In the world of the internet, everything is a conspiracy. Mass shootings, elections, a diverse cast in the new Star Wars, and street sweeping tickets have been accused of being part of various conspiracy theories to dupe the public and line the pockets of those in power. Aside from 9/11 and the Kennedy assassination, no other world event has inspired a more attention from the conspiratorially tinged than the Moon landing. That certain subsection of the population with their ceilings and windows lined with tinfoil, those who have manually removed the fillings in their teeth believe that Moon landing never happened. It was all an elaborate ruse by the CIA to gain the upper hand over the Soviets in the Cold War and the space race. From director, co-writer, and star Matt Johnson, Operation Avalanche is a committed blend of found footage and mockumentary techniques to tell the fictitious story of a small group of CIA agents that faked the Moon landing.
After a fake opening credits with the logo of the CIA, we’re informed through text that the agency in the late ‘60s hired a group of filmmakers with no military or espionage experience to be the agency’s film department. Following a bit of archival footage of Kennedy’s famed speech about space exploration, we meet a few of the young CIA agents Matt and Owen (played by Matt Johnson and Owen Williams, respectively, whom are billed as themselves). Their past assignment which is nearing completion was a background check into the possible communist ties of filmmaker Stanley Kubrick, who had recently scored a hit with Dr. Strangelove. For their follow up assignment Matt and Owen will pose as a documentary crew to investigate possible Soviet infiltration of NASA. But while they find no evidence of communist spies in the ranks of NASA, they uncover that the brains of NASA can’t make their expected launch date and won’t be able to safely put astronauts on the Moon and bring them back until 1971.
The ambitious Matt sees this as an opportunity to impress his superiors and proposes filming a faked Moon landing to broadcast live to the American public. In order to pull it off, Matt and the crew will travel to London and get tips for recreating space from touring the set of Kubrick’s 2001: A Space Odyssey. Unlike the popular theory that Kubrick directed the faked event, Operation Avalanche just allows the legendary director to provide the inspiration for the CIA’s A/V club. As they finish their elaborate hoax, paranoia sets in as the heads of the agency keep a close eye on the production and will stop at nothing to ensure secrecy upon completion.
From the faded color and handheld shakiness of the images to the costumes and cars, Operation Avalanche remains fully invested in trying to make everything recreate the feel of its era. But there’s only so far you can go with this format as proved time and time again. Matt Johnson and co-writer Josh Boles, who like cinematographers Andrew Appelle and Jared Raab is billed as “himself,” shoehorn their story with that constantly has to explain why its characters are filming every minute detail of a vast conspiracy.

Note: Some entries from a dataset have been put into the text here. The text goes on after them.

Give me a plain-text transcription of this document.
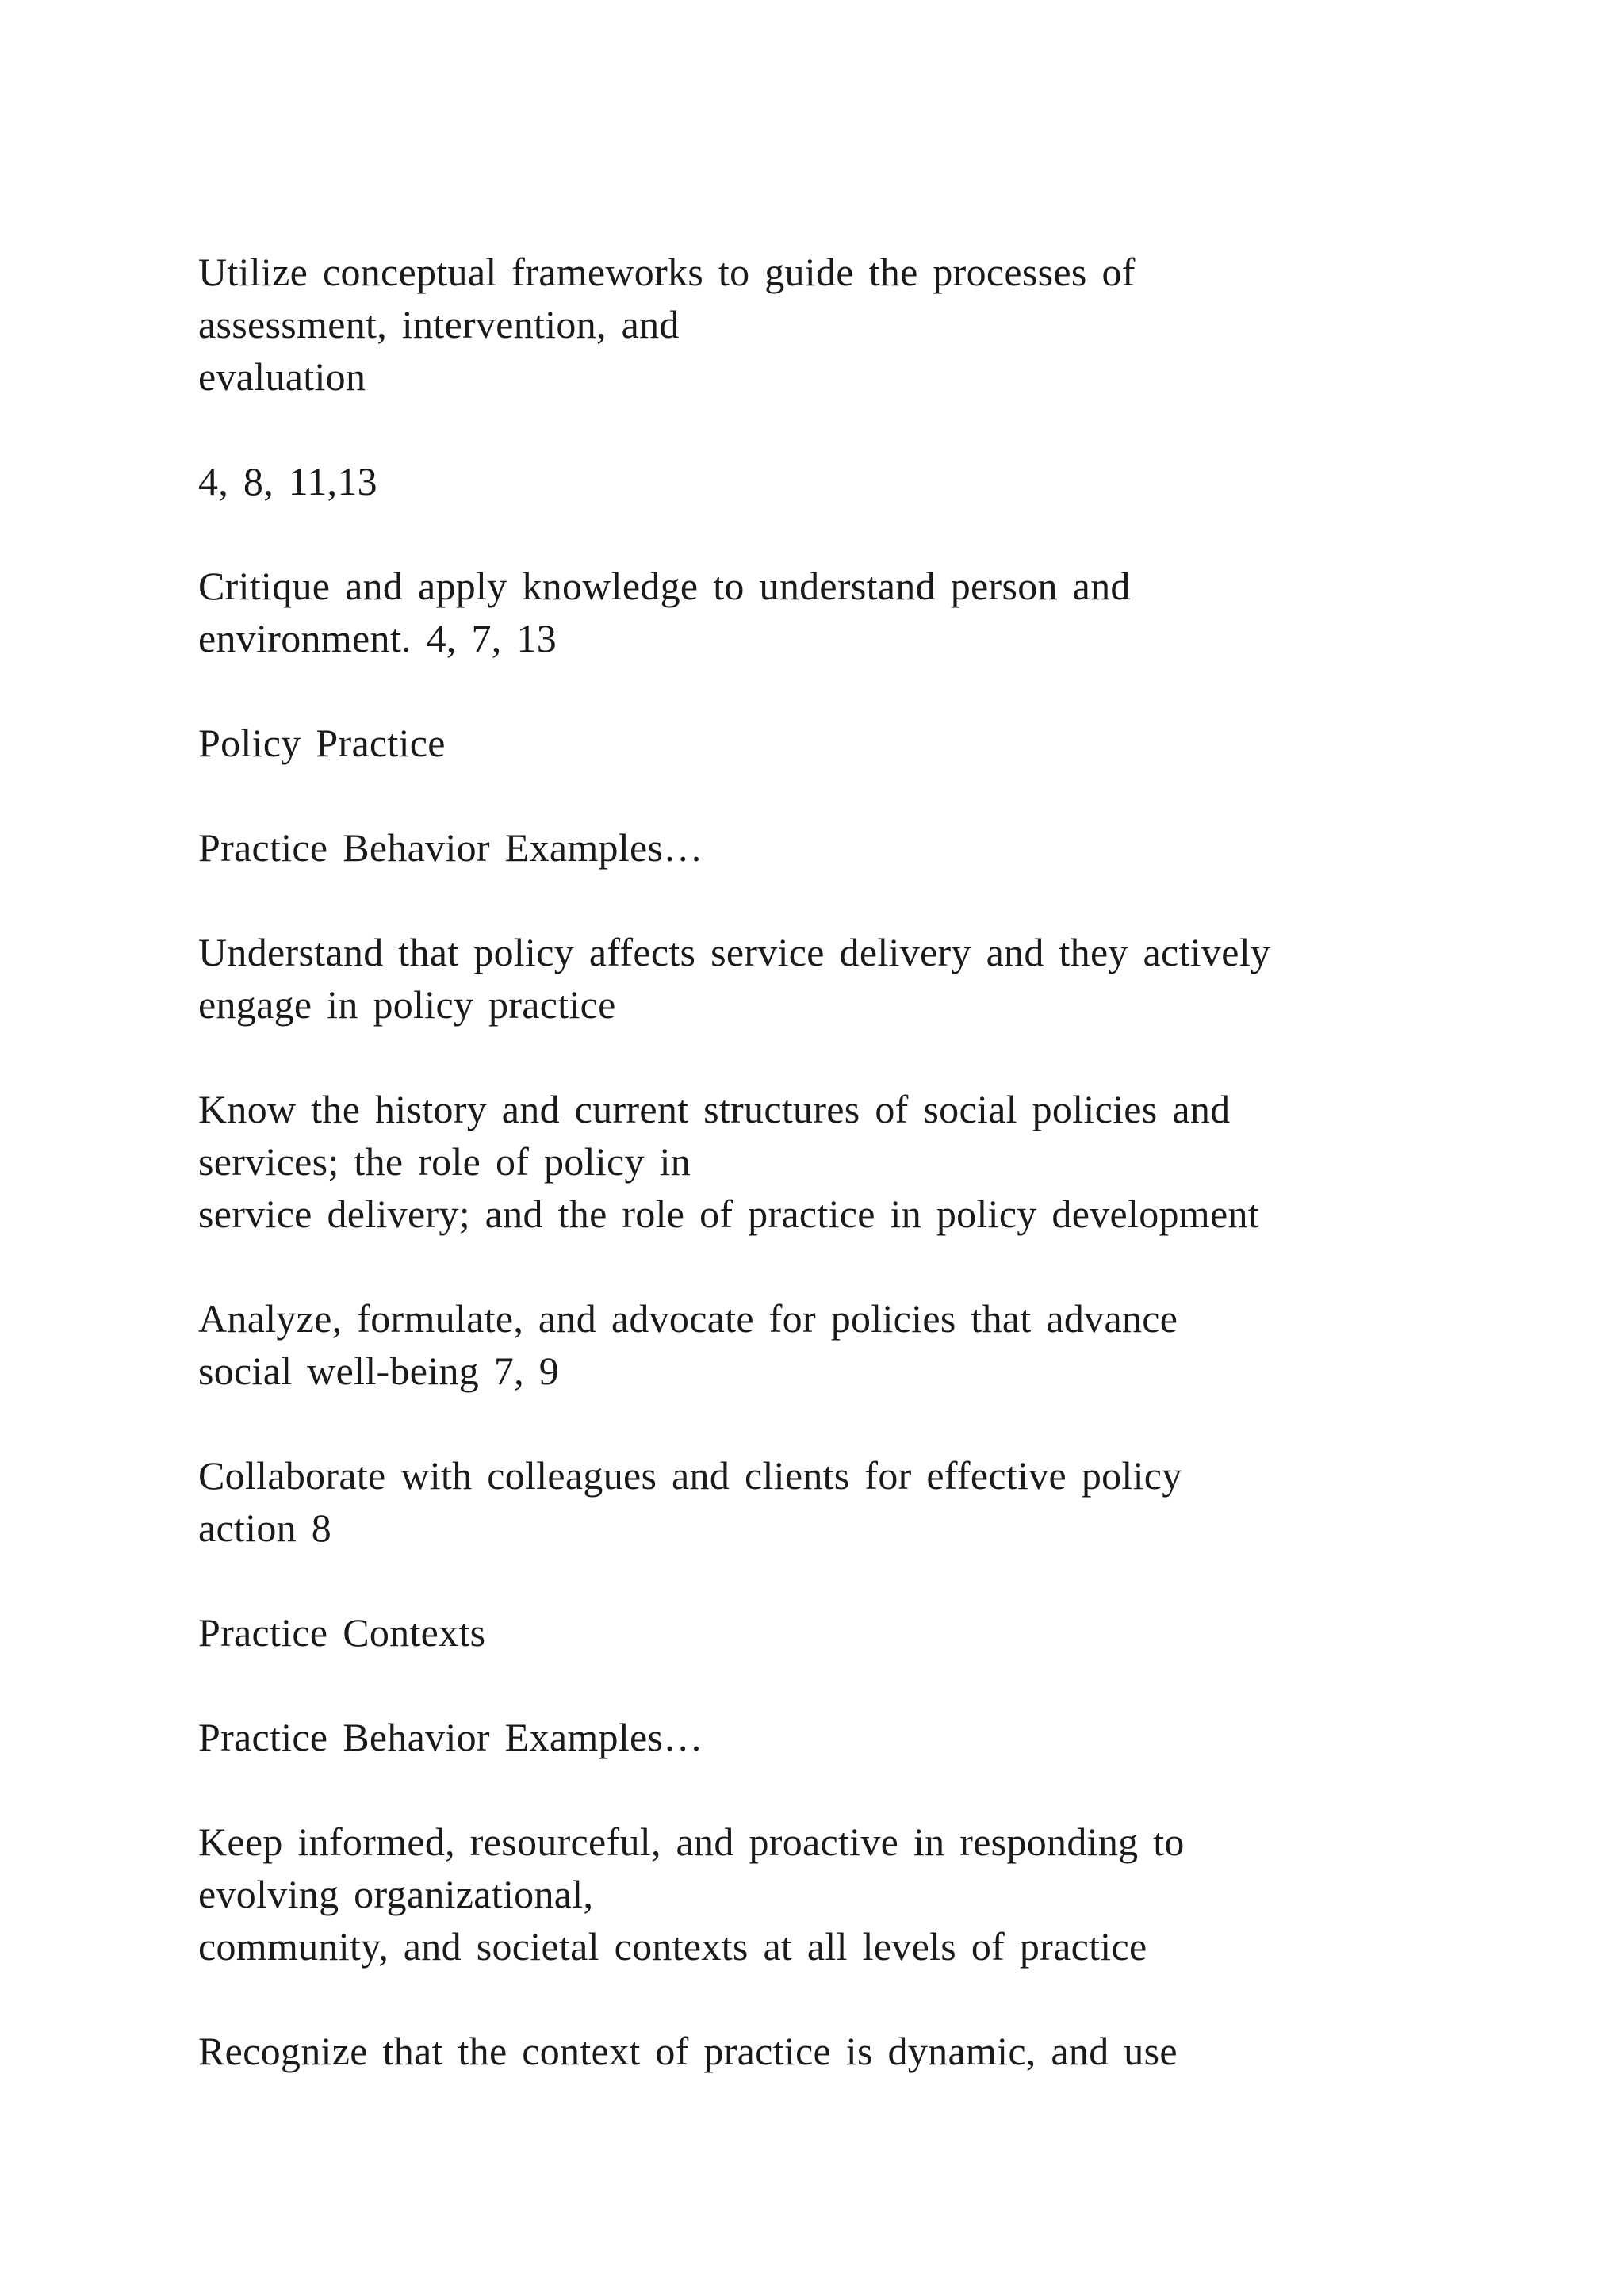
Utilize conceptual frameworks to guide the processes of
assessment, intervention, and
evaluation

4, 8, 11,13

Critique and apply knowledge to understand person and
environment. 4, 7, 13

Policy Practice

Practice Behavior Examples…

Understand that policy affects service delivery and they actively
engage in policy practice

Know the history and current structures of social policies and
services; the role of policy in
service delivery; and the role of practice in policy development

Analyze, formulate, and advocate for policies that advance
social well-being 7, 9

Collaborate with colleagues and clients for effective policy
action 8

Practice Contexts

Practice Behavior Examples…

Keep informed, resourceful, and proactive in responding to
evolving organizational,
community, and societal contexts at all levels of practice

Recognize that the context of practice is dynamic, and use
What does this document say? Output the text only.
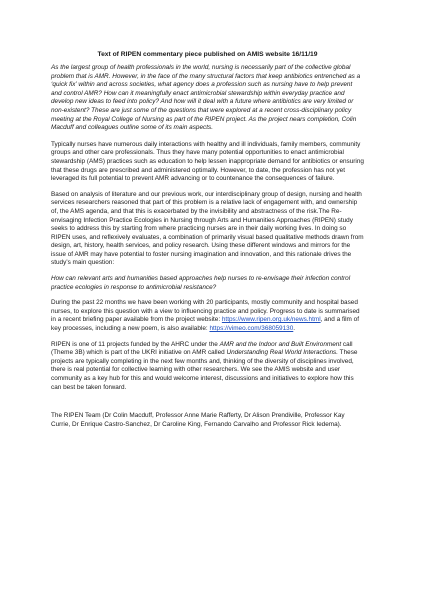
Text of RIPEN commentary piece published on AMIS website 16/11/19

As the largest group of health professionals in the world, nursing is necessarily part of the collective global problem that is AMR. However, in the face of the many structural factors that keep antibiotics entrenched as a ‘quick fix’ within and across societies, what agency does a profession such as nursing have to help prevent and control AMR? How can it meaningfully enact antimicrobial stewardship within everyday practice and develop new ideas to feed into policy? And how will it deal with a future where antibiotics are very limited or non-existent? These are just some of the questions that were explored at a recent cross-disciplinary policy meeting at the Royal College of Nursing as part of the RIPEN project. As the project nears completion, Colin Macduff and colleagues outline some of its main aspects.

Typically nurses have numerous daily interactions with healthy and ill individuals, family members, community groups and other care professionals. Thus they have many potential opportunities to enact antimicrobial stewardship (AMS) practices such as education to help lessen inappropriate demand for antibiotics or ensuring that these drugs are prescribed and administered optimally. However, to date, the profession has not yet leveraged its full potential to prevent AMR advancing or to countenance the consequences of failure.

Based on analysis of literature and our previous work, our interdisciplinary group of design, nursing and health services researchers reasoned that part of this problem is a relative lack of engagement with, and ownership of, the AMS agenda, and that this is exacerbated by the invisibility and abstractness of the risk.The Re-envisaging Infection Practice Ecologies in Nursing through Arts and Humanities Approaches (RIPEN) study seeks to address this by starting from where practicing nurses are in their daily working lives. In doing so RIPEN uses, and reflexively evaluates, a combination of primarily visual based qualitative methods drawn from design, art, history, health services, and policy research. Using these different windows and mirrors for the issue of AMR may have potential to foster nursing imagination and innovation, and this rationale drives the study’s main question:

How can relevant arts and humanities based approaches help nurses to re-envisage their infection control practice ecologies in response to antimicrobial resistance?

During the past 22 months we have been working with 20 participants, mostly community and hospital based nurses, to explore this question with a view to influencing practice and policy. Progress to date is summarised in a recent briefing paper available from the project website: https://www.ripen.org.uk/news.html, and a film of key processes, including a new poem, is also available: https://vimeo.com/368059130.

RIPEN is one of 11 projects funded by the AHRC under the AMR and the Indoor and Built Environment call (Theme 3B) which is part of the UKRI initiative on AMR called Understanding Real World Interactions. These projects are typically completing in the next few months and, thinking of the diversity of disciplines involved, there is real potential for collective learning with other researchers. We see the AMIS website and user community as a key hub for this and would welcome interest, discussions and initiatives to explore how this can best be taken forward.

The RIPEN Team (Dr Colin Macduff, Professor Anne Marie Rafferty, Dr Alison Prendiville, Professor Kay Currie, Dr Enrique Castro-Sanchez, Dr Caroline King, Fernando Carvalho and Professor Rick Iedema).
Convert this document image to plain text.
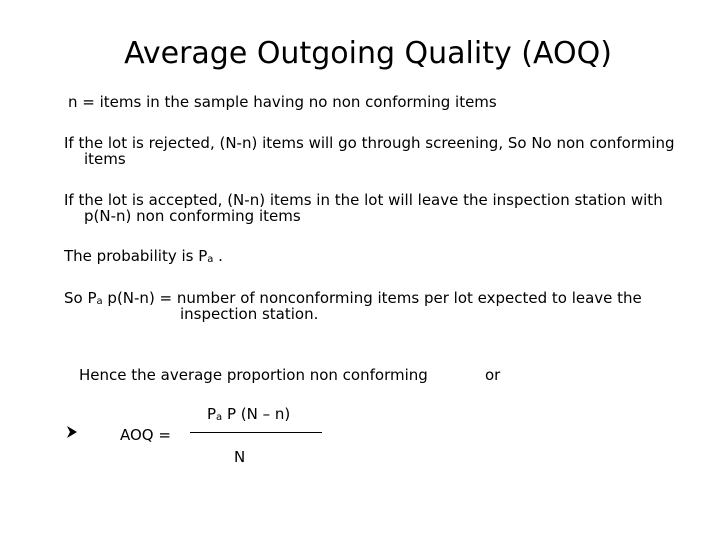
Average Outgoing Quality (AOQ)
n = items in the sample having no non conforming items
If the lot is rejected, (N-n) items will go through screening, So No non conforming
items
If the lot is accepted, (N-n) items in the lot will leave the inspection station with
p(N-n) non conforming items
The probability is Pa .
So Pa p(N-n) = number of nonconforming items per lot expected to leave the
inspection station.
Hence the average proportion non conforming	or
AOQ =
Pa P (N – n)
N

Like the characters explaining why they’re recording any given moment, a majority of the film is about the how and why of this elaborate hoax. This leads to a number of nods to the famed conspiracy theory. Of course, there’s the aforementioned involvement of Kubrick, and at another point Matt Johnson is designating rocks as “A” and “B rocks,” an obvious reference to the “C rock” mentioned in the documentary Room 237. Operation Avalanche only seems escalate towards its conclusion because it need some kind of tension, but the tragedy is it comes far too late.
Operation Avalanche is better than the average found footage movie and has a commitment to its visual authenticity that is admirable. There’s a lot of effort and a bit of talent on display here. But the film can’t elevate its concept beyond the confines of its chosen genre. The film winks at the audience about the details of the conspiracy and is brisk in its running time. But it stumbles too often in being truly compelling, waiting far too long to escalate the tension that is all but absent for a majority of the film. Between Operation Avalanche and Moonwalkers, another film about the faking of the Moon landing from earlier this year, it seems that Room 237 has inspired a new generation of filmmakers to toy with the notion of a legendary figure like Kubrick’s involvement in this vast conspiracy theory that just won’t die. It may not always work, but at least Operation Avalanche has the kind of ambition that most found footage movies lack, and the film stays committed to its ambitious framing throughout for better or worse.